Parameters: KeyName: Description: The EC2 key pair to allow SSH access to the instance Type: AWS::EC2::KeyPair::KeyName Resources: Ec2Instance: Type: AWS::EC2::Instance Properties: SecurityGroups: !Ref InstanceSecurityGroup KeyName: !Ref KeyName ImageId: ami-70065467 InstanceSecurityGroup: Type: AWS::EC2::SecurityGroup Properties: GroupDescription: Enable HTTP access via port 80 SecurityGroupIngress: - IpProtocol: tcp FromPort: '80' ToPort: '80' CidrIp: 0.0.0.0/0
Q: What are benefits of AWS CloudFormation ?
- Infrastructure as a code : treat your infrastructure as a simplifying code that facilitates modification and changes.
- Automated provisioning : We don't have to work on resources, we just have to improve his application. CloudFormation takes care of both the provision and control of resources
- Safety controls : The inspections are automated to minimize stress and improve quality and efficiency.
- Extensibility: CloudFormation Stack offers an expandable framework for our own extensions and adding them to the CloudFormation template. For a third party resource, customized extension provisioning can be created.
- Centerlize Control : You can model a whole AWS infrastructure in a text file and construct multiple infrastructures with a single code using that design.
Q: How do you create and delete AWS stacks?
- AWS CloudFormation manages related resources as a single unit called a stack.
- You can build, update , and delete a set of resources by building, modifying, and deleting stacks.
- All resources in the stack are defined by the AWS CloudFormation template of the stack.
Q: what is the difference between AWS CloudFormation vs Elastic Beanstalk?
- Both services are designed to serve each other. Elastic Beanstalk is used to create an environment of any programming platform and easily deploy your applications and run it in the cloud. Developers tools are an add-on in Elastic Beanstalk.

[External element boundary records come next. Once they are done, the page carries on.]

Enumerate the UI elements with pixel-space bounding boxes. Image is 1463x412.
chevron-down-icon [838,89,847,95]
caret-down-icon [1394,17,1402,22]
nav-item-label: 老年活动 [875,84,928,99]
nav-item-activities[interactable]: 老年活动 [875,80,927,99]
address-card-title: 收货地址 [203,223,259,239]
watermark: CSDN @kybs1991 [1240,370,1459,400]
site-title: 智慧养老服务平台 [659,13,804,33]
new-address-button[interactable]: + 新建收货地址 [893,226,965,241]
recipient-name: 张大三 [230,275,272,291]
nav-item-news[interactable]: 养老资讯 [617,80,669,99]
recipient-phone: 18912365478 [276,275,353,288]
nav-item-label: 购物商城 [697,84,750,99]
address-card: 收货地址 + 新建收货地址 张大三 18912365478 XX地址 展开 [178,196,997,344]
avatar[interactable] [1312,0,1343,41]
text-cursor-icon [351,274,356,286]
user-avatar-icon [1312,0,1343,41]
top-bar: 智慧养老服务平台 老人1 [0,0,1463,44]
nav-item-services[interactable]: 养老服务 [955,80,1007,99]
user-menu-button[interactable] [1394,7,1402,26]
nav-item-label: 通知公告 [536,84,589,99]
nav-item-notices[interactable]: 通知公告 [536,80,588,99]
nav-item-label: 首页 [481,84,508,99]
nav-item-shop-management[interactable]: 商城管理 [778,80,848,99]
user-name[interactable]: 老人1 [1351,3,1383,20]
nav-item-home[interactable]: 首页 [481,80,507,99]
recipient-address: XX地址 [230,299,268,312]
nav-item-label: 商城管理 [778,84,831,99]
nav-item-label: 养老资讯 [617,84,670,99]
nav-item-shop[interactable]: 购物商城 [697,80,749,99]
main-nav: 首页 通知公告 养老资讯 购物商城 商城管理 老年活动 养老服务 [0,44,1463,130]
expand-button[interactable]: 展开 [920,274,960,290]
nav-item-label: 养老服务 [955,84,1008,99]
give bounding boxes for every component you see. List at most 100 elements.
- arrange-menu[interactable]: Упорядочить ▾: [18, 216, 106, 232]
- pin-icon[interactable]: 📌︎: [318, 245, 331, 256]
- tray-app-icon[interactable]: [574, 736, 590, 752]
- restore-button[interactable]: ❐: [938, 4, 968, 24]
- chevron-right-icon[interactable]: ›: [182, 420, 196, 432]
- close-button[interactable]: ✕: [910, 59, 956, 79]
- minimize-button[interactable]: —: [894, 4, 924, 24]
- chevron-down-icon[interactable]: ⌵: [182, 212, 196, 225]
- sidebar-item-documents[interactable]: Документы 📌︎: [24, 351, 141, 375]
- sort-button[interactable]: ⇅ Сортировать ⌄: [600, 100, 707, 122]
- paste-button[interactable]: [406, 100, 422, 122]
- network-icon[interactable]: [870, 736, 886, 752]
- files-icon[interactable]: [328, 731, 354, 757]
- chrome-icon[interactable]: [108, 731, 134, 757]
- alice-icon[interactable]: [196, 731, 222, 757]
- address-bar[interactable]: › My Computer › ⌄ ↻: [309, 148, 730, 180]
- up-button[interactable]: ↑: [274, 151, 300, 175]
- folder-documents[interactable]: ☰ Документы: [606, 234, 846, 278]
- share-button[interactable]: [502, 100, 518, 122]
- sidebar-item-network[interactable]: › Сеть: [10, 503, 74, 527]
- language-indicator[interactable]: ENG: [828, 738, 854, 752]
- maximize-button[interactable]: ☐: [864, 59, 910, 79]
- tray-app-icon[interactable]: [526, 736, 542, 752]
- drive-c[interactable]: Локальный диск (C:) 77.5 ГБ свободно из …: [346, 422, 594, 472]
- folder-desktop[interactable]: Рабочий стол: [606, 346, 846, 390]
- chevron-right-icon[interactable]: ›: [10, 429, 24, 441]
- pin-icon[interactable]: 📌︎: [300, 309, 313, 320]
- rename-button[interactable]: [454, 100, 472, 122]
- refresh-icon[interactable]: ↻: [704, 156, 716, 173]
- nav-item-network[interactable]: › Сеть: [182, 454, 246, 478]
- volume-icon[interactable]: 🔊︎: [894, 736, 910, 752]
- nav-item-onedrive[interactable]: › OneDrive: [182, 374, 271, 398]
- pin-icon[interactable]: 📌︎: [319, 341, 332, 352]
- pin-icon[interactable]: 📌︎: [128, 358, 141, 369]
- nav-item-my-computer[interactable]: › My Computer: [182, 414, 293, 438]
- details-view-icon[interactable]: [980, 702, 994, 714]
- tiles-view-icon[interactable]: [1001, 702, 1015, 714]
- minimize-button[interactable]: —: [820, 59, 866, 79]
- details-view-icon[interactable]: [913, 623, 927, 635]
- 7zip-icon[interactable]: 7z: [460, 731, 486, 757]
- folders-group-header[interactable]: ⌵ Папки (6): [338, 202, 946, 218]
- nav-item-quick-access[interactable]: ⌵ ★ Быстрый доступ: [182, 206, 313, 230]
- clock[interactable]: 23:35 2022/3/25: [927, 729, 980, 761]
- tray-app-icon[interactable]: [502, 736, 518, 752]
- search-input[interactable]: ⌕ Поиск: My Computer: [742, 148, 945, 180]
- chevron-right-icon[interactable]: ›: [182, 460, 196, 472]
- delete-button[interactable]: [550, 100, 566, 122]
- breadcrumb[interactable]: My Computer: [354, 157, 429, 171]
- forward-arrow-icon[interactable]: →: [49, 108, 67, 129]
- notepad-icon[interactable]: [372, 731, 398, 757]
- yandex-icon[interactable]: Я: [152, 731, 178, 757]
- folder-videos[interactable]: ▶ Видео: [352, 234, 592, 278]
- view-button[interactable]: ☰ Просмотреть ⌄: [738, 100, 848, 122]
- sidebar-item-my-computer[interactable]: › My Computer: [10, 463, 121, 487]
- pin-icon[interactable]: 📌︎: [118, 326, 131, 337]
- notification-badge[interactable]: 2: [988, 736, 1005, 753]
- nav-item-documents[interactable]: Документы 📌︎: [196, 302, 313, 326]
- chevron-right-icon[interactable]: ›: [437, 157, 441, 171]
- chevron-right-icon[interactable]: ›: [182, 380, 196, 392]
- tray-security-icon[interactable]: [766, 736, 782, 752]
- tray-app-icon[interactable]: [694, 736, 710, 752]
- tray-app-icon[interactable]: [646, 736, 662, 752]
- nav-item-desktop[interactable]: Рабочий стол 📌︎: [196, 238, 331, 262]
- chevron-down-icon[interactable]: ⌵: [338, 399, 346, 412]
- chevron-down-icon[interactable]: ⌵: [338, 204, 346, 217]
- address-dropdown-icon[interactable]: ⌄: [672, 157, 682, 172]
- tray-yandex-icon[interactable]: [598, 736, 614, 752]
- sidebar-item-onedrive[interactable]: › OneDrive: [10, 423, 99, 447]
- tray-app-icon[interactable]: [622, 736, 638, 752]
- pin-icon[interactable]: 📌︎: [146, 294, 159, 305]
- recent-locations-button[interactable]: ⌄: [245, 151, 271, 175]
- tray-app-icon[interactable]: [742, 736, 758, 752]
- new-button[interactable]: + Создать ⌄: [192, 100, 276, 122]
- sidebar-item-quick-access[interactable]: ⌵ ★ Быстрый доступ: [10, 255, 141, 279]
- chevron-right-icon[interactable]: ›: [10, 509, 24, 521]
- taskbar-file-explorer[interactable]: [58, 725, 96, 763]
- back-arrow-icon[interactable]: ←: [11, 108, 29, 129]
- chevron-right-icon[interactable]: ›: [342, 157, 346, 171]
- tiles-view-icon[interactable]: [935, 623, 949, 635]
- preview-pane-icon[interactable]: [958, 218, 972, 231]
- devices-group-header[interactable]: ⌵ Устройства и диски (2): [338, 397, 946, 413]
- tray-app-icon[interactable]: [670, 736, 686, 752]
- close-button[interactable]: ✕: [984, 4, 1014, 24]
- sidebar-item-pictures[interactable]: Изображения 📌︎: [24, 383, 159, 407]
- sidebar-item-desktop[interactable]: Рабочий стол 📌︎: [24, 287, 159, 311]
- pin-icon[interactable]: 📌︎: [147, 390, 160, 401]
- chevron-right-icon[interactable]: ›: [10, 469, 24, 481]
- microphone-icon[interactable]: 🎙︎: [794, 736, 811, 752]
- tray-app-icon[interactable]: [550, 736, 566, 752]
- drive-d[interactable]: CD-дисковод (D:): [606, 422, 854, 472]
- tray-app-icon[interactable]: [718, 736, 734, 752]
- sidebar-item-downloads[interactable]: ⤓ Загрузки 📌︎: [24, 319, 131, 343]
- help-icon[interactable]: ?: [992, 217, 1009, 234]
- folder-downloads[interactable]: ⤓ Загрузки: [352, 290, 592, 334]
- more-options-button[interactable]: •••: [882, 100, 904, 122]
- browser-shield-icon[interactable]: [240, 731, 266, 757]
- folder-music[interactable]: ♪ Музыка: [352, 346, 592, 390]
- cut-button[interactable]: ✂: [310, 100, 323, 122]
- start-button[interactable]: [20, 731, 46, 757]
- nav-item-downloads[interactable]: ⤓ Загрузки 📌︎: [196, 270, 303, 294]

- Now, CloudFormation is a provisioning method that can be used to establish a predictable, recursive order for a wide variety of services. A complete infrastructure can be created using AWS CloudFormation.
- Compared to Elastic Beanstalk and AWS OpsWorks, AWS CloudFormation gives you the most power and versatility when providing services. AWS CloudFormation allows you to manage a wide range of AWS resources.
Q: How does AWS Cloud Pipeline interact with CloudFormation ?
You can use AWS Code Pipeline to run a Cloud Formation template in the deployment phase. The pipeline has following stages:
- Source phase: Get the latest commit.
- Build phase: Build the code into a docker image and push it to ECR.
- Deploy phase: take the latest docker image from ECR, deploy it to ECS.